Vulnerabilità in Timeshift che consente di aumentare i propri privilegi nel sistema

Nell'applicazione Timeshift è stata rilevata una vulnerabilità (CVE-2020-10174), che consente a un utente locale di eseguire codice con diritti di root. Timeshift è un sistema di backup che utilizza rsync con installazione di hard link o snapshot Btrfs per fornire funzionalità simili a System Restore in Windows e Time Machine in macOS. Il programma è presente nei repository di molte distribuzioni ed è utilizzato di default in PCLinuxOS e Linux Mint. La vulnerabilità è stata risolta nella versione Timeshift 20.03.

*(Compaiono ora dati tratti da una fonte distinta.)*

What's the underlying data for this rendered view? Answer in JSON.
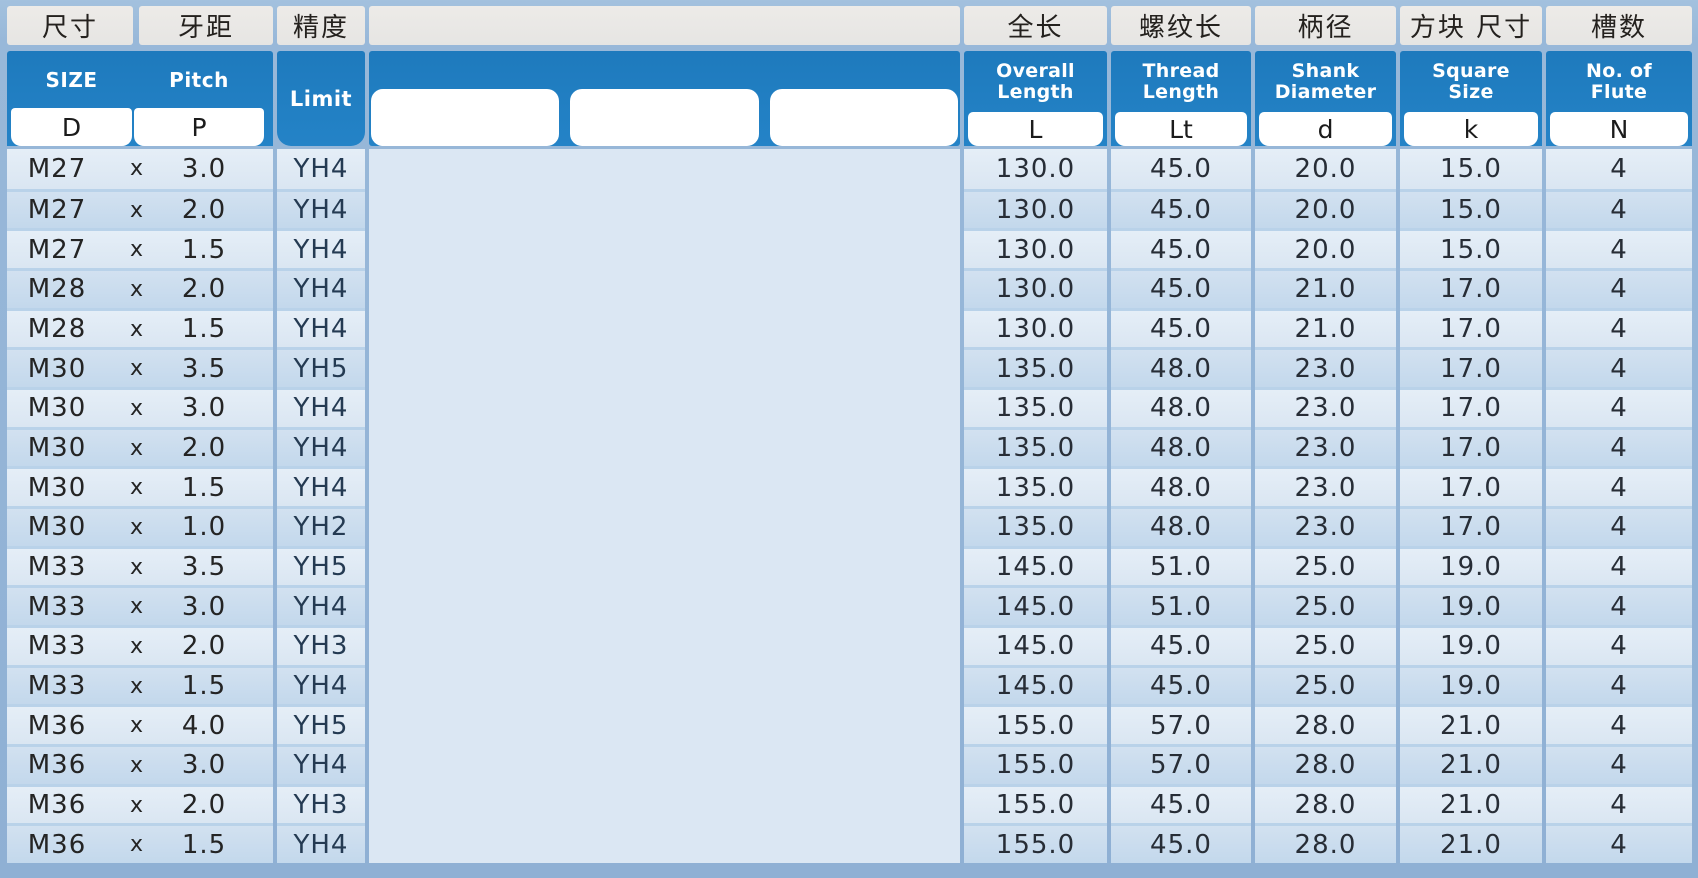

Il problema è causato da un'interazione scorretta con la directory pubblica /tmp. Durante la creazione di un backup, il programma crea la directory /tmp/timeshift, all'interno della quale viene creato un sottoinsieme con un nome casuale, contenente uno script shell con comandi eseguiti con privilegi di root. Il sottoinsieme con lo script ha un nome imprevedibile, mentre /tmp/timeshift è prevedibile e non viene verificato per sostituzioni o per la creazione di un link simbolico al suo posto. Un attaccante può creare una directory /tmp/timeshift a proprio nome e quindi monitorare l'apparizione del sottoinsieme per sostituirlo e sostituire il file al suo interno. Durante l'esecuzione, Timeshift eseguirà uno script non generato dal programma con privilegi di root, invece del file sostituito dall'attaccante.